1
votes

What's the best (and quick) way to copy data from Azure blob into Azure Data Lake storage? This copy is a one time job. The data set is about 50 G and includes about 10 files. Each file has about 20 columns.

I have looked at Azure Data Factory and it requires to create the datesets for each file in the Azure Data Factory. This is very tedious.

2

2 Answers

2
votes

You can use AdlCopy for copying Azure Storage Blobs in to Azure Data Lake Store.

1
votes

As a contemporary answer for those coming across this question.

It depends if you mean quick in terms of "speed to develop" or "speed to transfer".

I suspect speed to develop based upon your concerns with data factory.

Data Factory now has a "Copy Data Wizard" which makes it quick to setup these things.

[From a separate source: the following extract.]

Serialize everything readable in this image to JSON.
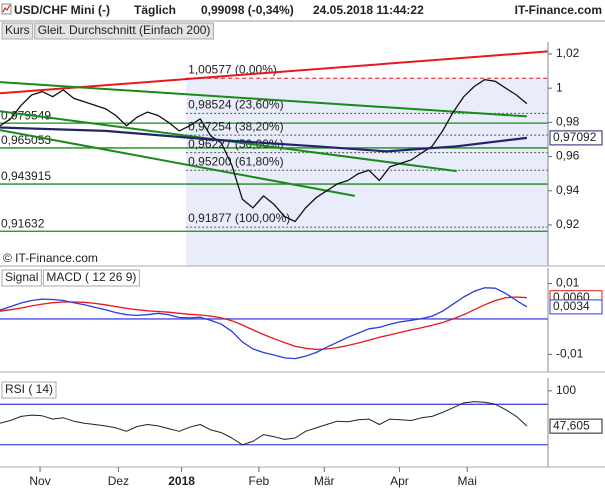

Judging by the age of the question, this is likely in the Data Factory V1 timeframe. Data Factory V2 is out now and far easier.

Copy Data Wizard

https://docs.microsoft.com/en-gb/azure/data-factory/quickstart-create-data-factory-copy-data-tool

In regards to the speed to transfer, Data Factory publishes the following stats, so it'll be around 105MB/s transfer speed, I suspect even faster.

transfer speeds for data factory between blob storage and ADLS

For Azure Data Lake Gen2, AdlCopy isn't mentioned in the documentation anymore, instead AzCopy is mentioned.

I realise you already have your question answered, but just in case people come across this in the future.